To naprawdę szokujące. Sprawca podszywał się pod dzieci za pomocą skradzionych wizerunków. W internecie nawiązał kontakt z prawie trzema setkami małoletnich. Porozumiewał się w kilku językach: polskim, rosyjskim, angielskim, a nawet japońskim. Swoich ofiar szukał na całym świecie. Budował więź, a potem namawiał do innych czynności seksualnych. Gdy ofiary odmawiały, groził ujawnieniem kompromitujących filmików rodzicom i znajomym. Skrzywdził przynajmniej trzydzieścioro dzieci, ale według policji ofiar może być znacznie więcej. Podejrzanego 23-latka policjanci zatrzymali w Warszawie.

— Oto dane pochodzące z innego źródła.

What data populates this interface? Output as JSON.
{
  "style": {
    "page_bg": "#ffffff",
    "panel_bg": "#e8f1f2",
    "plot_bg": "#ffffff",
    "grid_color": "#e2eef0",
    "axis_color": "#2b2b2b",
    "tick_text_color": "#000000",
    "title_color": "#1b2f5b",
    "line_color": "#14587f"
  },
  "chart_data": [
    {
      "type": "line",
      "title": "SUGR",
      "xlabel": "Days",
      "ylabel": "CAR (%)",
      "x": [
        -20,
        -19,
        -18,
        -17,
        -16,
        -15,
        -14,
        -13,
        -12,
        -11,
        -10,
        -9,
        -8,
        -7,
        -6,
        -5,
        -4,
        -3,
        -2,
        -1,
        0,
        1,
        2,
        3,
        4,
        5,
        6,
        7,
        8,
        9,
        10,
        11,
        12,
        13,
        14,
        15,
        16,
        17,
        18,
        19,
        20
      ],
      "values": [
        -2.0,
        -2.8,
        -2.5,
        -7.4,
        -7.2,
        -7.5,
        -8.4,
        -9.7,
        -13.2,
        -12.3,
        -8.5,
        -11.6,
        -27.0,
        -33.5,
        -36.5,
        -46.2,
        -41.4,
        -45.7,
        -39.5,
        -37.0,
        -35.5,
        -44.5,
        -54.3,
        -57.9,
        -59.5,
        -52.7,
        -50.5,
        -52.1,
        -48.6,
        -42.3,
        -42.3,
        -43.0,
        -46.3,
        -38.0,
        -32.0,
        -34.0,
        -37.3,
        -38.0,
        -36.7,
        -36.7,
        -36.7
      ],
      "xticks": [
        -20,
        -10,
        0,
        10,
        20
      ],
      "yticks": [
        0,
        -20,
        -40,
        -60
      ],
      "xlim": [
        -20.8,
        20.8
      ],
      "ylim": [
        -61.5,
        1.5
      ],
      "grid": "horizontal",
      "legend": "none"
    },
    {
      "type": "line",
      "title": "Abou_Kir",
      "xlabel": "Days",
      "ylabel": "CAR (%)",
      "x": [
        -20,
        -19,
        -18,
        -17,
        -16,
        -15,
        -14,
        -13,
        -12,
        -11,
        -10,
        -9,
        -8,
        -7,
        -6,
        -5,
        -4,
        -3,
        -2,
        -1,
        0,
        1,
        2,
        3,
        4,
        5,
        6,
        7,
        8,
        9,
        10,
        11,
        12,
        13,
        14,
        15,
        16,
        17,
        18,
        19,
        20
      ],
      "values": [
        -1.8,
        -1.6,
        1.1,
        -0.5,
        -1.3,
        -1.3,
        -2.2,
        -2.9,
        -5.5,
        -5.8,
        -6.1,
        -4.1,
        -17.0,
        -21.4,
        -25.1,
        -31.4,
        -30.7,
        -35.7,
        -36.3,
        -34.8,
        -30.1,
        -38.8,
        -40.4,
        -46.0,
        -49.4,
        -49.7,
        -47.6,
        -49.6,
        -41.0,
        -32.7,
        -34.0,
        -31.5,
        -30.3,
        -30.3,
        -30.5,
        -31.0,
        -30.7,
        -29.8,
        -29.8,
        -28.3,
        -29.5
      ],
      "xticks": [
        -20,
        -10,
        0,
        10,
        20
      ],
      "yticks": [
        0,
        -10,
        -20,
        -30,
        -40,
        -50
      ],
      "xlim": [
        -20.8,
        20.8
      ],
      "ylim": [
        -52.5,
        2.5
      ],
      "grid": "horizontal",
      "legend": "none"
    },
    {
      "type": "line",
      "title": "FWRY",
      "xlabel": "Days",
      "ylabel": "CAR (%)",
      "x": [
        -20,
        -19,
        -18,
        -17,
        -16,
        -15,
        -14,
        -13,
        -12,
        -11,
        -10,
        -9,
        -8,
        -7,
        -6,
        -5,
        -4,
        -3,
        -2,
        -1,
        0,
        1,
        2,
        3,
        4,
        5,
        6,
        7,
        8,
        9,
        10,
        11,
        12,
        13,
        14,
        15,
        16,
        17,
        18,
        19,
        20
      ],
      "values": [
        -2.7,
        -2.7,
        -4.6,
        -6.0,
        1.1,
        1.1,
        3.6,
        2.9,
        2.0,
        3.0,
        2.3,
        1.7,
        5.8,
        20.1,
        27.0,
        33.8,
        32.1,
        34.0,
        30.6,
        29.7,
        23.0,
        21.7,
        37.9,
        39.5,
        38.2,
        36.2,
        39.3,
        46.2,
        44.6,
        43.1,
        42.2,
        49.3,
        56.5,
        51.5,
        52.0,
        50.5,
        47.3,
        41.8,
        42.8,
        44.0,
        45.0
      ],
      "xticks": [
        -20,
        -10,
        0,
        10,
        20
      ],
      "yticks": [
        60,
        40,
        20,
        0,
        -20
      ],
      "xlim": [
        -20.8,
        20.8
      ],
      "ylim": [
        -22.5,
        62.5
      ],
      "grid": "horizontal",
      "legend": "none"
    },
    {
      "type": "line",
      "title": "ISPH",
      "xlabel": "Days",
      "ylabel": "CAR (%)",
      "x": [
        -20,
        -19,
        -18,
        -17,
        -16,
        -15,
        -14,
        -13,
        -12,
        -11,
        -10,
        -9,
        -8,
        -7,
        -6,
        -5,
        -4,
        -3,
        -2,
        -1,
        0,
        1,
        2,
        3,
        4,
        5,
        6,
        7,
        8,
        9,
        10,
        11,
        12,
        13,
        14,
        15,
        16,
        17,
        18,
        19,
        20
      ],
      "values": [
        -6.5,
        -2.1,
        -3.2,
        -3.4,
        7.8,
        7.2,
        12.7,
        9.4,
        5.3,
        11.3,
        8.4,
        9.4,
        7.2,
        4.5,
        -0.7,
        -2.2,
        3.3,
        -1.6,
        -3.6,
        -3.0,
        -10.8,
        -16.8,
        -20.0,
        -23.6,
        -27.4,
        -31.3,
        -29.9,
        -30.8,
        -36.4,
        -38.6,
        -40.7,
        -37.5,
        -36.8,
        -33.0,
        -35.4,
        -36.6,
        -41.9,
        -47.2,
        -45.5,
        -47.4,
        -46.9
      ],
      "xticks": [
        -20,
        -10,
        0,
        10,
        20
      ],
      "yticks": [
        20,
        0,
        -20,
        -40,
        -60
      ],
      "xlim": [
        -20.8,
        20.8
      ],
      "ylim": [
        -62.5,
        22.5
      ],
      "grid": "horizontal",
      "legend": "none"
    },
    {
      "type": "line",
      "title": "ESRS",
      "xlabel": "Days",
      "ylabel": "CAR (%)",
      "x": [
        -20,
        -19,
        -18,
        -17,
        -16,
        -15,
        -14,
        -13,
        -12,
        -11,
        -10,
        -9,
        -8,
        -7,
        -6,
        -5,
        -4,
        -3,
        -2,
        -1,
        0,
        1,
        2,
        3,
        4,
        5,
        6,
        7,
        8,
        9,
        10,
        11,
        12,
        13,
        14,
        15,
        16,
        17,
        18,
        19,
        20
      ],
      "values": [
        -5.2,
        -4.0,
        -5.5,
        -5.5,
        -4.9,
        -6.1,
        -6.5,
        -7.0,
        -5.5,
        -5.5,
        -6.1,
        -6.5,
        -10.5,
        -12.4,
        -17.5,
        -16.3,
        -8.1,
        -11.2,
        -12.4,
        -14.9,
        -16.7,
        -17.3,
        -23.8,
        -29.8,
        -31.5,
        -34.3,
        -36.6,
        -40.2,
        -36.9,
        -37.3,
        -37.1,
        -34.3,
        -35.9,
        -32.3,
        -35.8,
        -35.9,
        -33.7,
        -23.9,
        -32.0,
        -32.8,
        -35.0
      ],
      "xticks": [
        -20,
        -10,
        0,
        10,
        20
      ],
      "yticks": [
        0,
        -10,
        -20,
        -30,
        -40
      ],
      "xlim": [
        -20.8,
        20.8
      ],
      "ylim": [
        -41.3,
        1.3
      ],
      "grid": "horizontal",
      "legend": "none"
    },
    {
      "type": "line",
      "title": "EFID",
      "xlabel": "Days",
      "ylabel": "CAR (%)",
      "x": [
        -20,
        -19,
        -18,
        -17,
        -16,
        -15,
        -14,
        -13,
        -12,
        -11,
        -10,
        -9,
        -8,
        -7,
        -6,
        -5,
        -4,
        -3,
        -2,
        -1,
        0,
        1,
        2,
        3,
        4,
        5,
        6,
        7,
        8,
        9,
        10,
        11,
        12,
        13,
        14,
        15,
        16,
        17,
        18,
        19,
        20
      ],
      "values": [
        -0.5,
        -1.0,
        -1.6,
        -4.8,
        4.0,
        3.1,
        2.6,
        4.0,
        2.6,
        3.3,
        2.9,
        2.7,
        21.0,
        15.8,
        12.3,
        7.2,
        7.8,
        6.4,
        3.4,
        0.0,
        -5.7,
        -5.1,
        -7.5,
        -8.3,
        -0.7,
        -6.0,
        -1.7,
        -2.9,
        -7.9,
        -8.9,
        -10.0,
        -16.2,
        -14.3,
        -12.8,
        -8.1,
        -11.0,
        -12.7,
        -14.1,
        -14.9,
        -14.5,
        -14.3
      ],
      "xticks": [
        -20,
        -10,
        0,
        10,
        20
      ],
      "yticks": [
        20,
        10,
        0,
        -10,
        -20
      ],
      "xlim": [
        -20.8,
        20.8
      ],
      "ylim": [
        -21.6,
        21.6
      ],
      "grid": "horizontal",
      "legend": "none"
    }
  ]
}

Krzywda dzieci zawsze szokuje, a w tym wypadku sprawca działał w skali międzynarodowej i wręcz hurtowej. Jak informuje policja, przestępcę seksualnego zatrzymali w Warszawie śledczy z katowickiego zarządu Centralnego Biura Zwalczania Cyberprzestępczości (CBZC). Ustalenia funkcjonariuszy są naprawdę szokujące. Według policji sprawca wykorzystywał komunikatory społecznościowe w internecie. Nawiązywał kontakt z dziećmi w przedziale wiekowym od 8 do 12 lat. Ukrywał swoją prawdziwą tożsamość w kontaktach z małoletnimi. W tym celu posługiwał się skradzionymi wcześniej wizerunkami dzieci – relacjonuje policja. Starał się wzbudzić zaufanie dzieci. W momencie, gdy już nawiązał więź emocjonalną z przyszłą ofiarą, proponował udział w zabawie polegającej na wykonywaniu zleconych przez niego zadań. Gdy dziecko nie chciało się podporządkować, groził, że upubliczni kompromitujący materiał znajomym lub rodzicom. W ten sposób zmuszał swoje ofiary do utrwalania i poddania się innym czynnościom seksualnym oraz przekazywania materiałów pornograficznych – relacjonuje policja.
Porozumiewał się w kilku językach
Sprawa dla funkcjonariuszy stała się priorytetem. Zebrane materiały sprawca przechowywał w specjalnym zaszyfrowanym miejscu w swoim telefonie komórkowym oraz komputerze. Ponadto podejrzany w celu zmylenia organów ścigania, często zmieniał konta komunikatorów oraz posługiwał się oprogramowaniem maskującym. Z uwagi na to, iż niektóre komunikatory uniemożliwiają zapis zdjęć i filmów, mężczyzna zainstalował w swoich urządzeniach specjalne aplikacje, dzięki którym mógł rejestrować nagrania. Policjanci ustalili, że sprawcą jest najprawdopodobniej 23-latek z Warszawy. Zatrzymali podejrzanego. W ramach przeprowadzonych czynności zabezpieczyli jego sprzęt komputerowy i telefon komórkowy. Wstępne analizy wykazały, że podejrzany przez ostatnich kilka miesięcy podjął próbę nawiązania kontaktu z niemal 300 małoletnimi w wieku poniżej 15 roku życia – relacjonuje policja. Funkcjonariusze zidentyfikowali już 30 ofiar. Niestety, może ich być dużo więcej. Policja zabezpieczyła też korespondencję sprawcy z dziećmi. Prowadził ją w kilku językach: polskim, angielskim, rosyjskim oraz japońskim. Świadczy to o międzynarodowym charakterze prowadzonej sprawy.